Nadzieja na przyszłość

Poziom wdrożenia systemów sztucznej inteligencji w polskich firmach jest jednak nadal bardzo niski. Gdy przyjrzymy się najmniejszym firmom, to wyprzedzamy tylko Rumunię. W przypadku większych firm wyprzedzamy już dziewięć innych krajów. Wynik ten jednak nadal pozostawia wiele do życzenia. Właściciele firm nadal nie ufają systemom sztucznej inteligencji. Nie jest to dobry znak, ponieważ rzeczą oczywistą jest fakt, iż AI podnosi produktywność pracowników. Jak w przyszłości polskie firmy chcą konkurować z zagranicznymi?

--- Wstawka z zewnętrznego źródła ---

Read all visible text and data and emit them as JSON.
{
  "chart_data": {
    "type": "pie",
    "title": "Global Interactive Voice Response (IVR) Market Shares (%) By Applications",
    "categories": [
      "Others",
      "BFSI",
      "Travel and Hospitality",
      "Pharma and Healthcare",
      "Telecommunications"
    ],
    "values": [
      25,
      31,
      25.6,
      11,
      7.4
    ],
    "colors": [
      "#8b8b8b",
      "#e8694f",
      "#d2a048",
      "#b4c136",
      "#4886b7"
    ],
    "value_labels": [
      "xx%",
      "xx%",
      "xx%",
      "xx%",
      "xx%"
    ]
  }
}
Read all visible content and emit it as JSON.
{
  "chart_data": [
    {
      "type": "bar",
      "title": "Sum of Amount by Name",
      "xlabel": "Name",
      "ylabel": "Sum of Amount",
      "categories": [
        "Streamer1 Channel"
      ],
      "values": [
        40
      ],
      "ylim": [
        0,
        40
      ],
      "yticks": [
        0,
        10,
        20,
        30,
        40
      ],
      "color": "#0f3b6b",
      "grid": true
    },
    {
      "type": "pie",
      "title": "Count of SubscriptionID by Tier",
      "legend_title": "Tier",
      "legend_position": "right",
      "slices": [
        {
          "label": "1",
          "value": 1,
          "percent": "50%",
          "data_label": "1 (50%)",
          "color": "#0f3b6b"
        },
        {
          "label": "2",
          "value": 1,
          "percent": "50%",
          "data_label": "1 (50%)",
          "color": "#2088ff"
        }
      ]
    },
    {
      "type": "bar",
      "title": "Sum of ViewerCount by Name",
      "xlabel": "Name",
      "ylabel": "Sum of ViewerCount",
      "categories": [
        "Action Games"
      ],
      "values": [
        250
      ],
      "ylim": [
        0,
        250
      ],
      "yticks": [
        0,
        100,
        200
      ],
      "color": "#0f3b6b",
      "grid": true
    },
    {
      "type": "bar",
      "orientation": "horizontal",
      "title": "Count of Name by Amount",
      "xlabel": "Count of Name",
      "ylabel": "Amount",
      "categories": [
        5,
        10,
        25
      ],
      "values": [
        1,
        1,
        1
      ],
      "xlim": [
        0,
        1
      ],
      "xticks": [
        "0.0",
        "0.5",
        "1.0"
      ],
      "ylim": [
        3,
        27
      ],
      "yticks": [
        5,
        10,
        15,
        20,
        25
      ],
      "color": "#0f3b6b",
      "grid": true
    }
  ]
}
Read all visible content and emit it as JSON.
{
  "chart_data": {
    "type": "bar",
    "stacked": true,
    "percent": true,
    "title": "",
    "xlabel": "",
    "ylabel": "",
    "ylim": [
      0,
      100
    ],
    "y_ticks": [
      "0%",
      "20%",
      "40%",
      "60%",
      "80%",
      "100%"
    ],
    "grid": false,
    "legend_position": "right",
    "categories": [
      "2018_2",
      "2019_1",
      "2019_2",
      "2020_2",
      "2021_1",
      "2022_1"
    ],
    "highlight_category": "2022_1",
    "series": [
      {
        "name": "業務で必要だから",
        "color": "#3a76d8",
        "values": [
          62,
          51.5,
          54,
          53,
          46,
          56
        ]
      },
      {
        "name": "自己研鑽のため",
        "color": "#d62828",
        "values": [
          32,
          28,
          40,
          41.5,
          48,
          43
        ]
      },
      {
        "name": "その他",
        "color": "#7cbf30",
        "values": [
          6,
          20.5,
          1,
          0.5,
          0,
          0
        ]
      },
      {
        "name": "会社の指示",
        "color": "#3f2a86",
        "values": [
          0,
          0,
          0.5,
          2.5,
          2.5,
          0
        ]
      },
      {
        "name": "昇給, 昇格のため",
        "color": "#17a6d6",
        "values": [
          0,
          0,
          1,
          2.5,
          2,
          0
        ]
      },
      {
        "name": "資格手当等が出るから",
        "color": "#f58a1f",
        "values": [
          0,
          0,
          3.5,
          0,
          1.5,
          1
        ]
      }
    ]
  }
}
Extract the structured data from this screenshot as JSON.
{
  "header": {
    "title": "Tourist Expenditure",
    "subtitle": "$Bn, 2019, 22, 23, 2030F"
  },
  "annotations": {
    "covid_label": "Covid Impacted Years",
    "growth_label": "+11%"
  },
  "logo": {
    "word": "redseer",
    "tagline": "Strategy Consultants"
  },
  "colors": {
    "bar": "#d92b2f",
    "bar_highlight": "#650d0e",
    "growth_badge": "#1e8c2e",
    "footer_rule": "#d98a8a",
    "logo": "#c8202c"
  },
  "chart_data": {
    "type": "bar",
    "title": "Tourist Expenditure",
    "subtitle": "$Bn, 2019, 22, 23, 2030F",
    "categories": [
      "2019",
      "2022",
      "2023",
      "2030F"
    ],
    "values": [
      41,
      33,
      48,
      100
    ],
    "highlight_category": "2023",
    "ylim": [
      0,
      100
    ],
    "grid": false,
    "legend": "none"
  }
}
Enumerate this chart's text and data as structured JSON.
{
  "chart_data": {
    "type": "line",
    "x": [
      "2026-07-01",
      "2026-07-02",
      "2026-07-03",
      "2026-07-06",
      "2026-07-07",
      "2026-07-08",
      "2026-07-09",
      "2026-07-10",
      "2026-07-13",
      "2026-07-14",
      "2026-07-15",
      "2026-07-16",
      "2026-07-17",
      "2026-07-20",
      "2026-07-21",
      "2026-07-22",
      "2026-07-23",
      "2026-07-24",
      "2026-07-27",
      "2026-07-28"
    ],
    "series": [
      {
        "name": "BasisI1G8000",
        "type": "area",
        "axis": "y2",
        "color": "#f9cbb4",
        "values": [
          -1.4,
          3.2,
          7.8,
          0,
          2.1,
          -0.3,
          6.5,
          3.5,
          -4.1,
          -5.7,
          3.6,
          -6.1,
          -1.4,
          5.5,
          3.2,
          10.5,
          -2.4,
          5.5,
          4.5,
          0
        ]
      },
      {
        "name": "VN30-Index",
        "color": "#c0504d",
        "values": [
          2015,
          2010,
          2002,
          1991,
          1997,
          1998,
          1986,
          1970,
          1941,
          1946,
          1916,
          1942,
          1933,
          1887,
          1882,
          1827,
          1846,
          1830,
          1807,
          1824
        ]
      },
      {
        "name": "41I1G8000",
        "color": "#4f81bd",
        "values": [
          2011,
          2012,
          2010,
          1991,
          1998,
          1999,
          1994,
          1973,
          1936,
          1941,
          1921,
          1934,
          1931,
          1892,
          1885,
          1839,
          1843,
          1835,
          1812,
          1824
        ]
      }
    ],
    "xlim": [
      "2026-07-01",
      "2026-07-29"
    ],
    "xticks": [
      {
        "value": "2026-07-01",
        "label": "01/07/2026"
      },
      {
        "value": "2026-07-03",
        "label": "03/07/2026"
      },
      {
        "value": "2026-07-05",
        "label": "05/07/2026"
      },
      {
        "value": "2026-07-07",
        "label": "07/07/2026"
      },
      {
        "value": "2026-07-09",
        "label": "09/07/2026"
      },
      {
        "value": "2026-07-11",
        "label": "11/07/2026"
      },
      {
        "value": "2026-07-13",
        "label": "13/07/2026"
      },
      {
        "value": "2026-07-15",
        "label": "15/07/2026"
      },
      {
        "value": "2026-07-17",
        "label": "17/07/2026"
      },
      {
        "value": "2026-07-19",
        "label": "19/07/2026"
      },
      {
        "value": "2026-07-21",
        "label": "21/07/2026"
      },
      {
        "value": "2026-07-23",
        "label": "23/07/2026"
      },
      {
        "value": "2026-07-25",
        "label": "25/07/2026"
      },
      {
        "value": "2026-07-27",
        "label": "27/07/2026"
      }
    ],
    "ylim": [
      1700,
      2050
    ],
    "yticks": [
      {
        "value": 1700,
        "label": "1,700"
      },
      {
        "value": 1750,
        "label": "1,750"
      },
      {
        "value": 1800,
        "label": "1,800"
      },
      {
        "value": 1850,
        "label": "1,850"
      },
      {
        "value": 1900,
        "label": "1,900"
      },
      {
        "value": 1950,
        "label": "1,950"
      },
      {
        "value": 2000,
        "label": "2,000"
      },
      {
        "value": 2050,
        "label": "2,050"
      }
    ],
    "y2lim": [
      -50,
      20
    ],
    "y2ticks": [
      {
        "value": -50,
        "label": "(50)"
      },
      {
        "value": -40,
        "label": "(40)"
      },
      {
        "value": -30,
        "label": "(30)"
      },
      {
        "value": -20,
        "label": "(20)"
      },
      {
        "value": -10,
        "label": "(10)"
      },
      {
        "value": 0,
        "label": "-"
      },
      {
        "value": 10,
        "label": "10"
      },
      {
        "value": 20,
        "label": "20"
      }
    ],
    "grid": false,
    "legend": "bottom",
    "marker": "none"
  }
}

Nie wykorzystując rozwiązań AI marnujemy również potencjał, który drzemie w młodych, informatycznych talentach. Polscy informatycy są rozchwytywani. Problemem jest niestety fakt, że brakuje im przestrzeni do rozwoju w Polsce. Miejmy nadzieję, że popularyzacja sztucznej inteligencji doprowadzi do tego, że nie będą musieli szukać pracy za granicą, a podejmą współpracę przy wdrażaniu systemów do polskich firm.

Warto także pamiętać, że PLLuM nie jest jedyną polską inicjatywą, która zaznaczyła swoją obecność w branży sztucznej inteligencji. Model Bielik, tak jak PLLuM jest modelem językowym. Pracuje nad nim fundacja SpeakLeash we współpracy z Akademickim Centrum Komputerowym Cyfronet AGH. Tak jak PLLuM, koncentruje się na działaniu w języku polskim. Bielik jest dostępny dla każdego zupełnie za darmo. Model może być uruchomiony za pomocą strony internetowej, ale także lokalnie, na naszym komputerze.